Os líderes religiosos andavam pelas ruas com grandes túnicas avermelhadas que continham uma cruz branca bordada no centro, além das máscaras de proteção. Por um gesto de libertação espiritual, os corpos queimados pelos curandeiros eram depositados em vales que depois eram aterrados.

Depois de algumas palavras, no enterro dos desafortunados infectados, alguns consolos e alguns avisos, os curandeiros benziam a terra e uma flor branca, simbolica, era colocada na terra direcionando aos céus para que as almas soubessem o caminho a seguir, caso fossem merecedoras do paraíso.
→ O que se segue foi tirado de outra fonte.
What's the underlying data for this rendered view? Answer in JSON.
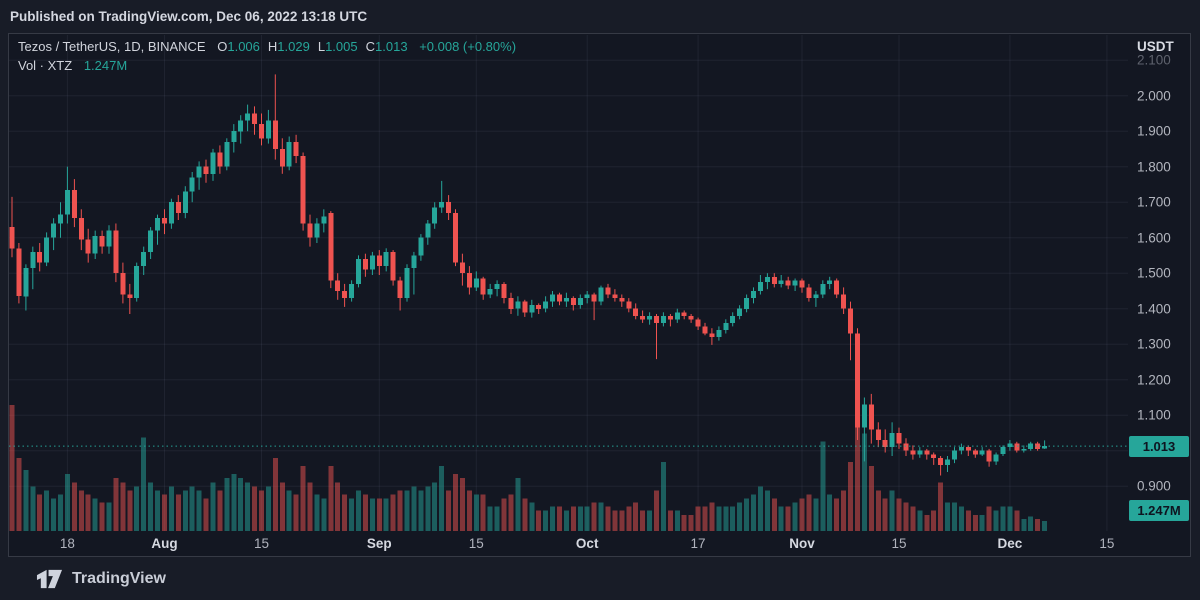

Um ato que substituía um velório digno para cada falecido, uma vez que não haviam túmulos suficientes. Paz e liberdade divina.

O cheiro de morte pairava sob o céu nublado, e a vida se resumia a aceitação do destino que Deus escolhera para aqueles povos. Lamentável.

Os sacerdotes, clérigos, bispos ou membros da igreja, como os próprios curandeiros, que contraiam a doença, eram chamados de purificados. Por algum motivo, os purificados se escondiam e não deixavam transparecer que não eram imunes ao perigo.

De qualquer forma, as evidências não mentem. Um purificado caminhava livremente sob a multidão de pedintes que aglomeravam no centro de uma província já bastante prejudicada pela doença. Ele falava alto e claramente, enquanto andava sem mesmo saber de sua real condição:

- Protejam-se! Não deixem que o anjo caído sobrevoe suas moradias! Não converse com aqueles que foram contaminados pois o ar que estes respiram está repleto de morte!

E assim a sociedade foi se desintegrando. Chegou a um ponto em que mal se via pessoas caminhando nas ruas. As que se arriscavam eram loucas.

Era comum, todavia, que se visse os aventureiros que se socializavam em comércios e vilarejos para comprar ou vender ítens mantendo longas distâncias entre si para que não houvesse contato físico e muito menos que se respirasse o mesmo ar.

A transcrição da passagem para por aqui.